Yunanistan’da yaşanan ekonomik krize bağlı olarak gösteriler ve genel grev uzun bir süredir devam ediyor. Bunun en önemli nedeni ise Yunanistan bütçesinin % 20’sine karşılık gelen cari açık ve milli gelirin 1.5 katına çıkan borçların kapanmasına ilişkin Papandreu Hükümetinin kemer sıkma politikasına devam etmesi ve vergileri artırma kararı alması.  Son olarak Yunan Parlementosu’nda Haziran ayı sonunda ek kemer sıkma önlemlerinin oylanmasının duyurulmasının ardından başta Atina olmak üzere bütün ülkede gösteriler daha da şiddetli bir hal aldı. Yunan halkı, azalan gelir seviyeleri ve refah kaybına karşılık doğal bir tepki olarak ilk suçlama merciini Hükümet ve Parlemento olarak görüp eylemlerini Hükümetin düşürülmesi üzerine odaklıyor.
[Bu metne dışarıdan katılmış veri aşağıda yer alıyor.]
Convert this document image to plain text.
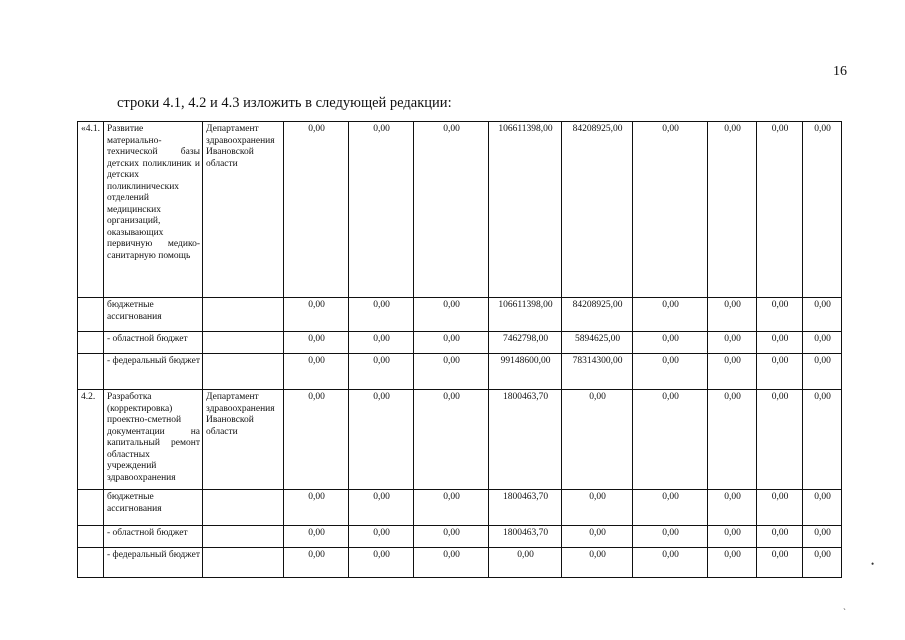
16
строки 4.1, 4.2 и 4.3 изложить в следующей редакции:
«4.1.	Развитие материально-технической базы детских поликлиник и детских поликлинических отделений медицинских организаций, оказывающих первичную медико-санитарную помощь	Департамент здравоохранения Ивановской области	0,00	0,00	0,00	106611398,00	84208925,00	0,00	0,00	0,00	0,00
	бюджетные ассигнования		0,00	0,00	0,00	106611398,00	84208925,00	0,00	0,00	0,00	0,00
	- областной бюджет		0,00	0,00	0,00	7462798,00	5894625,00	0,00	0,00	0,00	0,00
	- федеральный бюджет		0,00	0,00	0,00	99148600,00	78314300,00	0,00	0,00	0,00	0,00
4.2.	Разработка (корректировка) проектно-сметной документации на капитальный ремонт областных учреждений здравоохранения	Департамент здравоохранения Ивановской области	0,00	0,00	0,00	1800463,70	0,00	0,00	0,00	0,00	0,00
	бюджетные ассигнования		0,00	0,00	0,00	1800463,70	0,00	0,00	0,00	0,00	0,00
	- областной бюджет		0,00	0,00	0,00	1800463,70	0,00	0,00	0,00	0,00	0,00
	- федеральный бюджет		0,00	0,00	0,00	0,00	0,00	0,00	0,00	0,00	0,00
•
ˎ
Karşılığında Papandreu Hükümetinin tek yapabildiği ise kabineyi değiştirmek ve ardından halkın desteğini alabilmek adına Parlamento’da güven oylamasına gitme kararı almak oldu. Fakat şu bir gerçek ki ekonomik kriz olarak başlayan ve ülkeyi iflasın eşiğine sürüklemeye devam eden olaylar zinciri, özellikle şu günlerde hükümetin düşürülmesi tehlikesinin de artması ile birlikte siyasi kriz ile devam edecek ve tüm Yunanistan’ı kaosa sürükleyecek bir boyut aldı.

 

Güncel gelişmeler kapsamında Papandreu’nun nakit rezervlerinin kalmadığına ilişkin açıklamasının ardından Yunanistan’a ilişkin ikinci kurtarma paketinin bir an önce devreye girmesi konusu gündeme geldi. Bu durumda AB ile IMF’nin yardım paketinin içeriğine ilişkin uzlaşma çabalarının aciliyeti daha da önemli bir boyut aldı, çünkü söz konusu yardımın gelmemesi durumunda ülke resmi bir iflas sürecine girecek. Temmuz ayı ortasında gelmesi beklenen 13 milyar Euro’luk dilimin öncelikli koşulları arasında ise kemer sıkma siyasetinin etkili sonuçlara ulaşması var ki bu koşulun geçerliliği ülkede artan eylem ve gösteriler ile zor bir dönemece girildiğini gösteriyor.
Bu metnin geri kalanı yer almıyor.